Tangidos por fome,guerras e desastres naturais,milhões continuarão a arriscar suas vidas em busca de oportunidades. O capitalismo garante liberdade para o fluxo de capitais e mercadorias,mas bloqueia a mão de obra. É uma negação de suas bases econômicas. Veremos parte da humanidade tentando escapar; outra,de certa forma,lançando-a ao mar.
Vivemos o ano mais quente da História. A temperatura media já é de 1,5 °C mais alta que a do período pré-industrial. Por que negar tantas evidências,sobretudo num país atingido por furacões cada vez mais fortes,do Katrina ao Milton? Nesse contexto,o slogan drill baby,drill (perfure,querido,perfure) — cavar para buscar petróleo entre as pedras — é uma forma simbólica de cavar a própria sepultura.
A própria ideia de taxar importações,de se fechar,de certa maneira,para o comércio internacional parece sedutora,supõe uma idade de ouro da indústria americana. Mas,na verdade,pode encarecer e dificultar a vida dos americanos. É um tipo de visão que favorece o avanço do grande competidor que é a China. Os chineses se prepararam com visão de longo prazo.
Darei apenas um exemplo: em 2007,eles compraram uma montanha no Peru,o Monte Toromocho. Ele continha 2 bilhões de toneladas de cobre. Nesta semana,a China inaugura um porto gigantesco a 80 quilômetros de Lima. Eles se preparam para dominar as commodities desde o início do século e agora constroem a Nova Rota da Seda. Se abstrairmos o regime político autoritário,os chineses parecem incluir o planeta em sua estratégia,enquanto os Estados Unidos tendem a se fechar numa política isolacionista.

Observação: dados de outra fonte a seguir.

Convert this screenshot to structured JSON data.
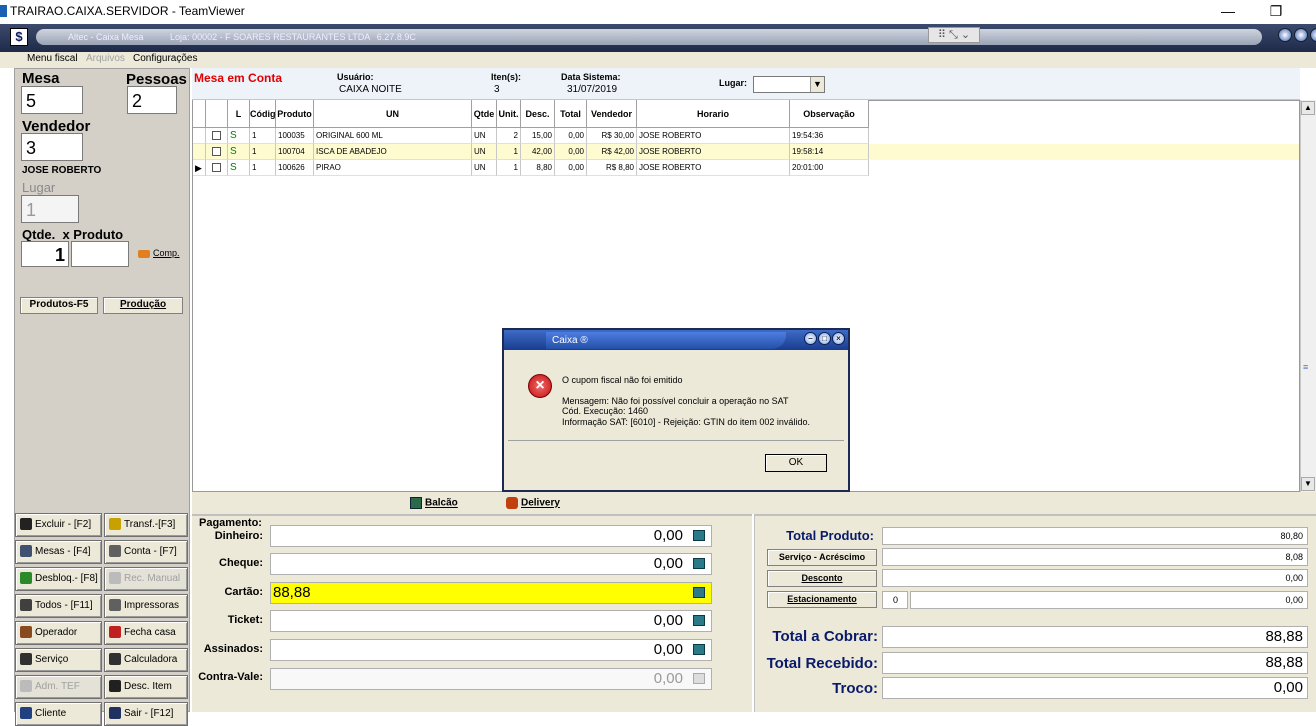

Tudo isso ainda são impressões iniciais. Teremos ainda um longo caminho,e a imprensa americana será uma espécie de termômetro para medir a experiência renovada de Trump. É uma imprensa que,de modo geral,também apostou em Kamala Harris e vive sob grande pressão da direita. Ela pode ter cometido erros,subestimado a frustração popular,mas ainda é uma indústria que gasta parte do dinheiro apurando e confirmando a veracidade das informações. Por mais que seja atacada,a verdade é que é explorada pelas plataformas eletrônicas,que reproduzem seu trabalho sem remunerá-lo.

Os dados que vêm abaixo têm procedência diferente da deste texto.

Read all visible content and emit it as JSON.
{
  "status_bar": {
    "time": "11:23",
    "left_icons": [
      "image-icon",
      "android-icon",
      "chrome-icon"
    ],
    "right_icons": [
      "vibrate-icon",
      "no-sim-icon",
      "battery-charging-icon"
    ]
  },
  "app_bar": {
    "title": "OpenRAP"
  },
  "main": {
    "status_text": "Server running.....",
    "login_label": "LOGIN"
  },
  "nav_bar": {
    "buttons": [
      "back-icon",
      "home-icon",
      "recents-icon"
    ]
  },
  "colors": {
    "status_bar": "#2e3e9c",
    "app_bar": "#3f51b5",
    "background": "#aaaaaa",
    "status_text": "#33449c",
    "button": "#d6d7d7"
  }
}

As suposições de que é possível informar sem apurar e confirmar,de que há uma liberdade ilimitada e de que realidades paralelas têm o mesmo valor dos fatos verificáveis servem apenas para aumentar a confusão e turvar o debate político.
Assim como na pandemia,abre-se um período em que o papel da imprensa americana será essencial ao lado da ciência,que se defrontará com uma grande onda de negacionismo,das mudanças climáticas à importância das vacinas.
Em síntese,a derrota sempre nos leva à humildade de reconhecer erros,reformular caminhos. Nem sempre os vencedores detêm outra verdade,além da verdade de que são os vencedores.